4Мои нервы были напряжены до предела из-за этой работы, зашедшей в тупик, когда в субботу приехала Одри. Как только она увидела меня на платформе, она тут же сказала:
— Ты чем-то расстроен. И бледный. Что случилось?
— Ничего, — ответил я.
— Стоит мне оставить тебя на две недели, и ты уже выглядишь как смертельно больной, — сказала она.
Мы с ней старались встречаться каждую неделю, но сейчас она жила дома, и часто отец требовал, чтобы она принимала его гостей.
— Я вполне здоров, — сказал я.
Мы пошли с ней к выходу. Она молчала. Я говорил:
— Ну, какие новости? Я здесь совершенно оторван от всего. Что-нибудь новое произошло в мире? Ты что-нибудь прочла с тех пор, как мы виделись?
Я говорил без умолку, пока мы не сели в такси. Тогда она сказала:
— Прекрати.
Я пробормотал что-то, она взяла меня за руку.

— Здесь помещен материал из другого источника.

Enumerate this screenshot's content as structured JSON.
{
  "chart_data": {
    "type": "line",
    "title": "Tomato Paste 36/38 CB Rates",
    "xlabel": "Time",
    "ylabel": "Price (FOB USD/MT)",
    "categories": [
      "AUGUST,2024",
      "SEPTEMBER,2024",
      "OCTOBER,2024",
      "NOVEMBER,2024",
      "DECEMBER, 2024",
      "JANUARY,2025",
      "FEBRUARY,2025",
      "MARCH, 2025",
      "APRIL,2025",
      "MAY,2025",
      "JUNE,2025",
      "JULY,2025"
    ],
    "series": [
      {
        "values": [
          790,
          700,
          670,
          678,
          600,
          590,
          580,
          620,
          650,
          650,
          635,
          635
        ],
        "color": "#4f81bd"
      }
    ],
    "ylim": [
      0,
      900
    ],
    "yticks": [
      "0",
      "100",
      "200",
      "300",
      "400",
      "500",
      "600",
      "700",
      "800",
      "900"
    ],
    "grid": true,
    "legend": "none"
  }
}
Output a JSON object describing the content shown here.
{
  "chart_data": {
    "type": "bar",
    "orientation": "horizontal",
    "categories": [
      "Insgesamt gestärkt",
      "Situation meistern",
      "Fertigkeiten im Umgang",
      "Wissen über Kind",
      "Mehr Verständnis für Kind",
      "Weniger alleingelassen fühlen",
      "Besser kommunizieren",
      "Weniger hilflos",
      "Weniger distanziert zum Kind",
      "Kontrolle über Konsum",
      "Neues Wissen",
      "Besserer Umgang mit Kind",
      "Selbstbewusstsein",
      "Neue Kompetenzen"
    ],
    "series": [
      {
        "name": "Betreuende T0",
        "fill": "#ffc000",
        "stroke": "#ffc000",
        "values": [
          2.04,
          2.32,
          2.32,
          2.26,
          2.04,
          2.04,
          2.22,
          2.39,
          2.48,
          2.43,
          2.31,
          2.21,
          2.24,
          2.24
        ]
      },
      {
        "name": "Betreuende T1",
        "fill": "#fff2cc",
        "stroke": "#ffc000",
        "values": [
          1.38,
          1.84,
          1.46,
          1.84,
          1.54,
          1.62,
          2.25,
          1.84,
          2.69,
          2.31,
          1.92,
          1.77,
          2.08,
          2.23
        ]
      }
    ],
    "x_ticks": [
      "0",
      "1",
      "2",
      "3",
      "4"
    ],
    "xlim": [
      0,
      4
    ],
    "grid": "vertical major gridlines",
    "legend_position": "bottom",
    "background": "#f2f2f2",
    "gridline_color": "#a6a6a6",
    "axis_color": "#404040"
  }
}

— Я не совсем дура, — сказала она, — а ты никогда не умел притворяться. И у тебя появились морщины… вот здесь… и здесь. — Она провела пальцем по моему лбу и возле рта. — Ты сейчас выглядишь на десять лет старше, чем когда я в первый раз увидела тебя.
— Так ведь и прошло уже около четырех лет, — сказал я.
— Не морочь мне голову. — Глаза ее сияли. — Что у тебя случилось?
Отчасти меня это возмущало, но я все же был благодарен, что она берет все в свои руки.
— Работа идет не очень хорошо, — сказал я и обнял ее, — я обнаружил дырку в моей идее.
— Две недели назад ты считал, что она абсолютно правильна.
— Это было две недели назад. — Я не мог справиться со своим голосом, и ответ прозвучал довольно уныло.
— Выходит, ты ошибся?
— Начисто, — сказал я. — Дальше некуда. И я не знаю, как мне удастся выправить положение, — добавил я.
Она не пыталась говорить мне слова утешения, но прильнула к моему плечу и заглянула мне в глаза, и я впервые за много дней почувствовал облегчение.
— Ты, конечно, найдешь решение, — сказала она.
— Я в этом не так уверен, — сказал я, — может, я еще годами буду вот так вот биться, делая глупости и не зная, где выход. Это не легко…
У нее между бровями появилась морщинка.
— Мне бы хотелось разбираться в этом твоем деле, — вырвалось у нее, — тогда ты мог бы рассказать мне. И может быть, это немножко помогло бы.